The housing crisis must be tackled by both government and industry or shareholders in the housebuilding sector will continue to suffer
The UK is facing a chronic housing shortage, but housebuilders’ shares have taken a hammering in recent months. On the surface it is a conundrum. However, there are many forces at play.
This year's changes to stamp duty have been inflationary at the bottom end of the London market and deflationary at the top. As a result, confidence and sentiment have been badly hit. The EU referendum then heaped on a layer of uncertainty, depressing share prices further. The sector is also being hamstrung by a shortage of skills and some materials.

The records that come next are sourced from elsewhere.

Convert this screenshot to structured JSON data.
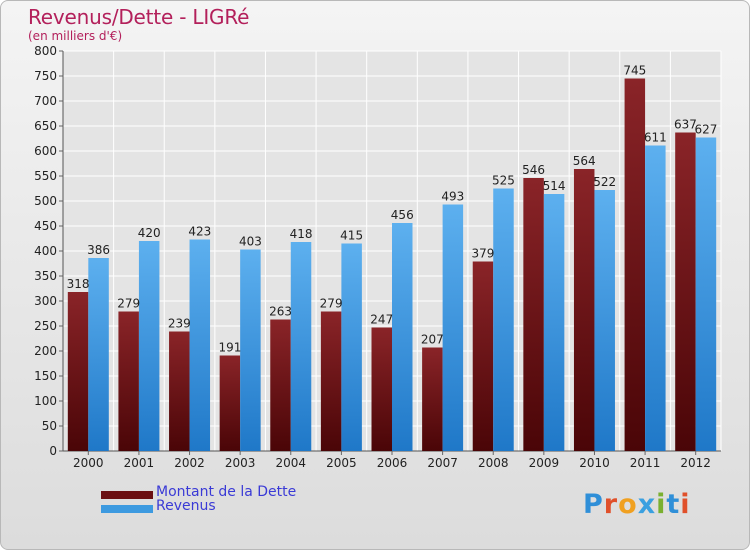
{
  "header": {
    "title": "Revenus/Dette - LIGRé",
    "subtitle": "(en milliers d'€)"
  },
  "legend": {
    "debt_label": "Montant de la Dette",
    "revenue_label": "Revenus"
  },
  "logo": {
    "letters": [
      "P",
      "r",
      "o",
      "x",
      "i",
      "t",
      "i"
    ]
  },
  "colors": {
    "debt": "#7a1a1d",
    "revenue": "#3d9ae0",
    "title": "#b3205b",
    "legend_text": "#3a3ad6"
  },
  "chart_data": {
    "type": "bar",
    "title": "Revenus/Dette - LIGRé",
    "subtitle": "(en milliers d'€)",
    "categories": [
      "2000",
      "2001",
      "2002",
      "2003",
      "2004",
      "2005",
      "2006",
      "2007",
      "2008",
      "2009",
      "2010",
      "2011",
      "2012"
    ],
    "series": [
      {
        "name": "Montant de la Dette",
        "values": [
          318,
          279,
          239,
          191,
          263,
          279,
          247,
          207,
          379,
          546,
          564,
          745,
          637
        ]
      },
      {
        "name": "Revenus",
        "values": [
          386,
          420,
          423,
          403,
          418,
          415,
          456,
          493,
          525,
          514,
          522,
          611,
          627
        ]
      }
    ],
    "ylim": [
      0,
      800
    ],
    "yticks": [
      0,
      50,
      100,
      150,
      200,
      250,
      300,
      350,
      400,
      450,
      500,
      550,
      600,
      650,
      700,
      750,
      800
    ],
    "grid": true,
    "legend_position": "bottom-left"
  }
}
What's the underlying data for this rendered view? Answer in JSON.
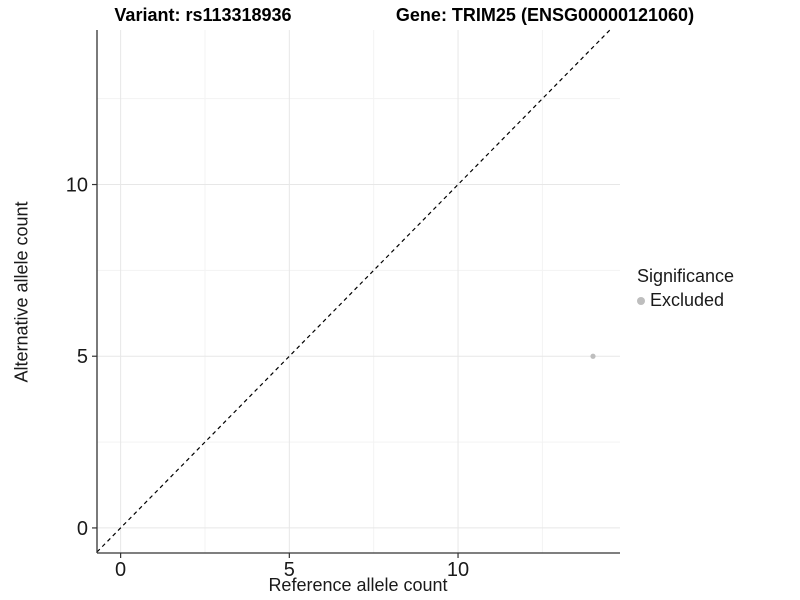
{
  "chart_data": {
    "type": "scatter",
    "title_left": "Variant: rs113318936",
    "title_right": "Gene: TRIM25 (ENSG00000121060)",
    "xlabel": "Reference allele count",
    "ylabel": "Alternative allele count",
    "x_ticks": [
      0,
      5,
      10
    ],
    "y_ticks": [
      0,
      5,
      10
    ],
    "x_minor": [
      2.5,
      7.5,
      12.5
    ],
    "y_minor": [
      2.5,
      7.5,
      12.5
    ],
    "xlim": [
      -0.7,
      14.8
    ],
    "ylim": [
      -0.73,
      14.5
    ],
    "grid": true,
    "identity_line": {
      "style": "dashed",
      "color": "#000000",
      "meaning": "y = x"
    },
    "points": [
      {
        "x": 14,
        "y": 5,
        "significance": "Excluded",
        "color": "#bebebe"
      }
    ],
    "legend": {
      "title": "Significance",
      "position": "right",
      "items": [
        {
          "label": "Excluded",
          "color": "#bebebe",
          "marker": "circle"
        }
      ]
    },
    "colors": {
      "grid_major": "#e7e7e7",
      "grid_minor": "#f3f3f3",
      "axis": "#333333",
      "text": "#1a1a1a"
    }
  }
}
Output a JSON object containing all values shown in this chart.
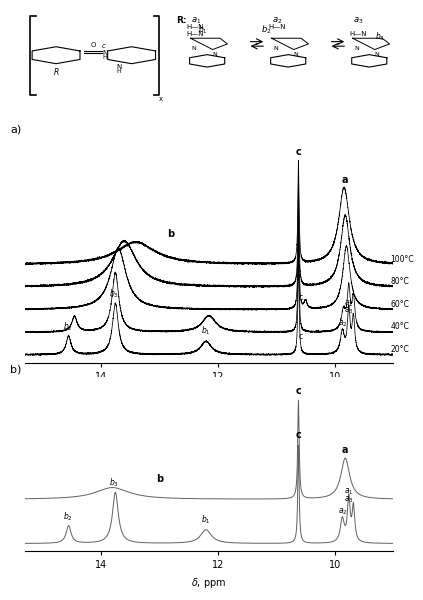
{
  "xmin": 9.0,
  "xmax": 15.5,
  "panel_a_temps": [
    "20°C",
    "40°C",
    "60°C",
    "80°C",
    "100°C"
  ],
  "bg_color": "#ffffff",
  "line_color_a": "#000000",
  "line_color_b": "#808080"
}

In the year to date, shares in Berkeley Group have fallen 34 per cent, Taylor Wimpey's are down 28 per cent and Barratt's 25 per cent. However, some analysts are bullish on the longer term fundamentals for housebuilders given the government target of building one million new homes by 2020. Meeting the target will not be easy. For starters, more land needs to be ready for development. As Berkeley's chief executive Rob Perrins has said: “It's about electricity. It's about gas. It's about adjoining land permissions. It's about all the infrastructure issues around getting land ready, and there are an awful lot of those.”
The government has an opportunity to tackle the crisis in an upcoming white paper on housing, now expected in January. It has raised the prospect of a clampdown on housebuilders that do not develop land quickly enough. Ministers would do well to embark on a drive to get land ready for development, too.
Meanwhile, Berkeley, which has interim results on Friday, has engaged in some self-help in solving the skills crisis: it has reached over 500 apprentices for first time and pledges to triple the number in training by 2018. This underscores that the solution to the housing shortage is likely to involve initiatives from both industry and government.
Britain needs to build more homes of every single type but real growth will come from more construction in the middle of the market which, crucially, people can afford. That is where efforts should be concentrated, and soon, or the crisis will rumble on, much to shareholders' chagrin.